L’aboutissement de trois rapports. Cette proposition de loi avait été annoncée le 12 janvier 2011 par Jacques Grosperrin, à l’occasion du colloque du Se-Unsa sur le collège. Il en attendait la relance du débat à l’Assemblée sur les questions d’éducation, particulièrement sur les idées des rapports que lui-même et F Reiss ont réalisé sur le collège. Car l’établissement du socle commun permettrait aussi d’avoir une véritable direction à la tête des écoles primaires et sans doute de revoir le temps de travail des enseignants à l’intérieur de la structure (en clair 24 heures pour les profs du secondaire de ces établissements).
Appliquer vraiment le socle commun ? Un autre organisme a porté l’idée de cet établissement du socle commun : le Haut Conseil de l’Education. Dans son récent rapport sur le collège il expliquait que « l’institution (éducation nationale) s’est intéressée jusqu’à présent à la validation du socle commun plus qu’à son acquisition ». « La création d’établissements publics du socle commun permettrait de mettre fin à ce hiatus (entre école et collège) et de favoriser la continuité pédagogique et la mutualisation des moyens », explique la proposition de loi qui voit dans le socle commun « une avancée considérable dans la lutte contre l’échec scolaire ». La nouvelle structure permettrait pour ses auteurs de relancer la dynamique du socle commun qui s’est surtout traduit pour le moment dans les établissements par des tâches administratives largement séparées des pratiques pédagogiques.

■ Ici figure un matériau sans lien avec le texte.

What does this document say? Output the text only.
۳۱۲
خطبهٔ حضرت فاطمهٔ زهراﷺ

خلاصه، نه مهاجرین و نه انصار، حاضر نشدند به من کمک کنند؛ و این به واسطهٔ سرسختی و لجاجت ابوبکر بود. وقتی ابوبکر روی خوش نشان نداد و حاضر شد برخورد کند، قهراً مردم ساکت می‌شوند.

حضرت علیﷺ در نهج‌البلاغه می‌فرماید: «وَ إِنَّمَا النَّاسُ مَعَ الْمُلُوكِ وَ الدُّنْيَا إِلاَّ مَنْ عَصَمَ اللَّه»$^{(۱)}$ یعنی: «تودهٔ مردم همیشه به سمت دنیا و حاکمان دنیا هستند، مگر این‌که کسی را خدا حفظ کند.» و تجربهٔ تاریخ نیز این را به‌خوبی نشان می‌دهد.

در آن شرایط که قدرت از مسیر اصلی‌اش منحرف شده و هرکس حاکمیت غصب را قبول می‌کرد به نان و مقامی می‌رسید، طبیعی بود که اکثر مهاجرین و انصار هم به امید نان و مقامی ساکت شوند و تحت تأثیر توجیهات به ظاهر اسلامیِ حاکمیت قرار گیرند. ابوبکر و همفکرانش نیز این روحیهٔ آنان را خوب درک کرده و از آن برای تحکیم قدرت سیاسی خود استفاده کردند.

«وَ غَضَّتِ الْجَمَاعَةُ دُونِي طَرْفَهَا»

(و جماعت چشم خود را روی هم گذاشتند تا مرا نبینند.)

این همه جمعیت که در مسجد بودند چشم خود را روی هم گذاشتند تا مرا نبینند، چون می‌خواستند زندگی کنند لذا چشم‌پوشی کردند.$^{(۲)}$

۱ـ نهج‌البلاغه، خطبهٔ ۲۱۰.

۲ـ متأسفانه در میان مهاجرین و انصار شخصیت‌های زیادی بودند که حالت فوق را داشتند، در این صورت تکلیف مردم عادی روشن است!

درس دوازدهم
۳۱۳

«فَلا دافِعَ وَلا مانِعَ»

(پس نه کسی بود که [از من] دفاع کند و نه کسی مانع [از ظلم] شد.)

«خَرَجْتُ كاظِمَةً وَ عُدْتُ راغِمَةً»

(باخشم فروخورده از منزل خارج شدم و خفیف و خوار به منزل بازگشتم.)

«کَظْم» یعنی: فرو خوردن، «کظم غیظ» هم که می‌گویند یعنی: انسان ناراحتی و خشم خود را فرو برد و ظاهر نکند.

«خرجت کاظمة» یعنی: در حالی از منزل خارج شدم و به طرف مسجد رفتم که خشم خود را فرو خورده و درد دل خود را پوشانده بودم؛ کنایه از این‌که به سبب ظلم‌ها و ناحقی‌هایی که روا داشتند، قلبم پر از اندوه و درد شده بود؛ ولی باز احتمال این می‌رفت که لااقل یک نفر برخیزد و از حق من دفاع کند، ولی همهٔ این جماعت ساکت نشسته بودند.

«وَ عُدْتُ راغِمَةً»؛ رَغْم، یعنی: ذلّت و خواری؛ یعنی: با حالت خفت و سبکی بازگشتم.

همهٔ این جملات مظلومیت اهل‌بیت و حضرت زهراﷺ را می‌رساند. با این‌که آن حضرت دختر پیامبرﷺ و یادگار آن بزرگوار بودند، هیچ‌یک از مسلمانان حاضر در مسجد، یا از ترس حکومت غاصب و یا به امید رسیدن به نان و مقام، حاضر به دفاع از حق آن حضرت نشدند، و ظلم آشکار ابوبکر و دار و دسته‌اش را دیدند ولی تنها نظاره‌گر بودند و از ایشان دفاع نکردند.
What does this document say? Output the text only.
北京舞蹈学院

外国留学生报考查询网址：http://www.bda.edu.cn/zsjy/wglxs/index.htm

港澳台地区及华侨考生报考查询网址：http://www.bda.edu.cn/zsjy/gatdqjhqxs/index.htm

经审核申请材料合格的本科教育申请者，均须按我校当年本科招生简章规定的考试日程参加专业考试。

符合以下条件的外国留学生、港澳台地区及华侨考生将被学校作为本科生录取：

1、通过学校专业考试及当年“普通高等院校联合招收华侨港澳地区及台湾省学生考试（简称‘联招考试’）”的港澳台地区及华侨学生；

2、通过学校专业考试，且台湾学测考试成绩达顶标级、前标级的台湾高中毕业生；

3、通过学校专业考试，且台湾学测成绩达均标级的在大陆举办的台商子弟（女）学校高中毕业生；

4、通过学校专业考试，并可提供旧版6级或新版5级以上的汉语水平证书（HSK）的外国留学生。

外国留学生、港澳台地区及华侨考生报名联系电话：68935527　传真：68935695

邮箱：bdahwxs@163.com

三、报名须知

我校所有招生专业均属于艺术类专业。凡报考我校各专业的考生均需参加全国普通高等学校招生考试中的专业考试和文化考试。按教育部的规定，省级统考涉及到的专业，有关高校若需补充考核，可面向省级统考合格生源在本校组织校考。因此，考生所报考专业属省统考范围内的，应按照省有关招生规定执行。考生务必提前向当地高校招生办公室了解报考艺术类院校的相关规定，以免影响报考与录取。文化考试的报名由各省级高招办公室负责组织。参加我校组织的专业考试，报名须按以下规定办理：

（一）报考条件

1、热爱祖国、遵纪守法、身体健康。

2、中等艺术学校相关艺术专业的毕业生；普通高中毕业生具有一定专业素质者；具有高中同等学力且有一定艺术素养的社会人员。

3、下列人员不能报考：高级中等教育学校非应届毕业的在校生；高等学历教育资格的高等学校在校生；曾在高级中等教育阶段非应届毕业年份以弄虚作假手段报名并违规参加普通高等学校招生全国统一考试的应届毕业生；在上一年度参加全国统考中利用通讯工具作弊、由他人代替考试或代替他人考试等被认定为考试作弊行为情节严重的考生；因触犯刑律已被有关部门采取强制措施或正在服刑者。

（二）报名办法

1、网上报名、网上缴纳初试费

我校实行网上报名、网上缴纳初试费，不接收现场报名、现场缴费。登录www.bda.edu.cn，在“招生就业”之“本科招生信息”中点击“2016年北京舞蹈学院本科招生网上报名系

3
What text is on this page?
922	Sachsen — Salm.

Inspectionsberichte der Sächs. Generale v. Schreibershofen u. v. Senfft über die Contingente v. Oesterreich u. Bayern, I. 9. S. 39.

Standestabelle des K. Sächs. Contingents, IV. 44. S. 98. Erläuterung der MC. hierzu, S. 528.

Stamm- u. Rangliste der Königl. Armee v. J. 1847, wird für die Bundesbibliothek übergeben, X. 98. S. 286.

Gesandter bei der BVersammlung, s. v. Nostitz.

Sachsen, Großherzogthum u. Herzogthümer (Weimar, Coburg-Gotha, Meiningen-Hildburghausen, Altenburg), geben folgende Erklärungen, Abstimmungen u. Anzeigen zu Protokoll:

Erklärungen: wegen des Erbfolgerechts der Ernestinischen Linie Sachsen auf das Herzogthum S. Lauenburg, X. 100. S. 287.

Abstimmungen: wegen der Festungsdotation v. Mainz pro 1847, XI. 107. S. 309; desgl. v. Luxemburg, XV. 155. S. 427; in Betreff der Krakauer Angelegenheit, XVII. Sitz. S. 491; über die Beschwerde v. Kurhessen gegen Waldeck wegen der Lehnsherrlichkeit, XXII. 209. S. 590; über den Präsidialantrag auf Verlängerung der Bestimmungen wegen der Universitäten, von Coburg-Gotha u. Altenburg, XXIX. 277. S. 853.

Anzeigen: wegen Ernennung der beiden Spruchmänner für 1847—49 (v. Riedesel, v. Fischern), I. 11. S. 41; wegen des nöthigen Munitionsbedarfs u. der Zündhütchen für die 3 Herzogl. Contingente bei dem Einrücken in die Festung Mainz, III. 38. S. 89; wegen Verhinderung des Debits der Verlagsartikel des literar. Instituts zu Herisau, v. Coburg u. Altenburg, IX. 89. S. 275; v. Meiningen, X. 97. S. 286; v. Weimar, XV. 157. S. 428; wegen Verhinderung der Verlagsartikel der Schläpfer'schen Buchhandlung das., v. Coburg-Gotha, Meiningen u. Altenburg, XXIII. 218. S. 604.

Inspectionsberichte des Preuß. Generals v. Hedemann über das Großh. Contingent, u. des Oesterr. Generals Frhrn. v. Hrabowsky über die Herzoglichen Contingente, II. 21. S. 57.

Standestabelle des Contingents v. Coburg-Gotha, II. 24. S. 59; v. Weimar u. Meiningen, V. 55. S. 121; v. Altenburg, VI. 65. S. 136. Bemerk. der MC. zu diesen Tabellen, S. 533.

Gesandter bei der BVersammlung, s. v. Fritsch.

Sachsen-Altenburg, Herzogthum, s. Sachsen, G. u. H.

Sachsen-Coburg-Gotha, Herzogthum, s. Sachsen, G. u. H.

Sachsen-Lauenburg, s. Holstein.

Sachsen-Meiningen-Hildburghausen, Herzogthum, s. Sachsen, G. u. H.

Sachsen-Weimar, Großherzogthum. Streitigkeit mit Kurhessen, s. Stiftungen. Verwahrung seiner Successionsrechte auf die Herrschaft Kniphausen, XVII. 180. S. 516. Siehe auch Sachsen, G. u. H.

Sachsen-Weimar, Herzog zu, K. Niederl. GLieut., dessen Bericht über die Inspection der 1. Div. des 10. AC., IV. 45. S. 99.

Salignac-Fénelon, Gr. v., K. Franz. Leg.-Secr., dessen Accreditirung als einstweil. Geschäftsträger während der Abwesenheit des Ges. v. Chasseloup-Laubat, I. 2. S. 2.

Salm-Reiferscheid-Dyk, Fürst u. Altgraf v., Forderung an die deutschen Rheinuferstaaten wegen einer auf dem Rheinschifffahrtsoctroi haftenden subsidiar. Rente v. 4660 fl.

Une question qui divise. La proposition de loi pourrait s’appuyer sur un courant syndical qui a soutenu le socle commun, où l’on retrouve le se-Unsa et le Sgen Cfdt. Mais elle se heurterait probablement au Snes, qui avait été très critique envers le rapport du HCE. La division existe aussi au sein de l’UMP. Le président de la République avait accueilli avec beaucoup de réserve le rapport du HCE. La majorité des députés UMP a voté récemment la suppression du HCE. Enfin la proposition de loi n’est portée que par 5 députés. Récemment l’UMP a adopté une plateforme électorale hostile au collège unique. C’est dire que la proposition de loi marque la combativité de ces députés et qu’on peut en attendre au moins une clarification au sein de la droite.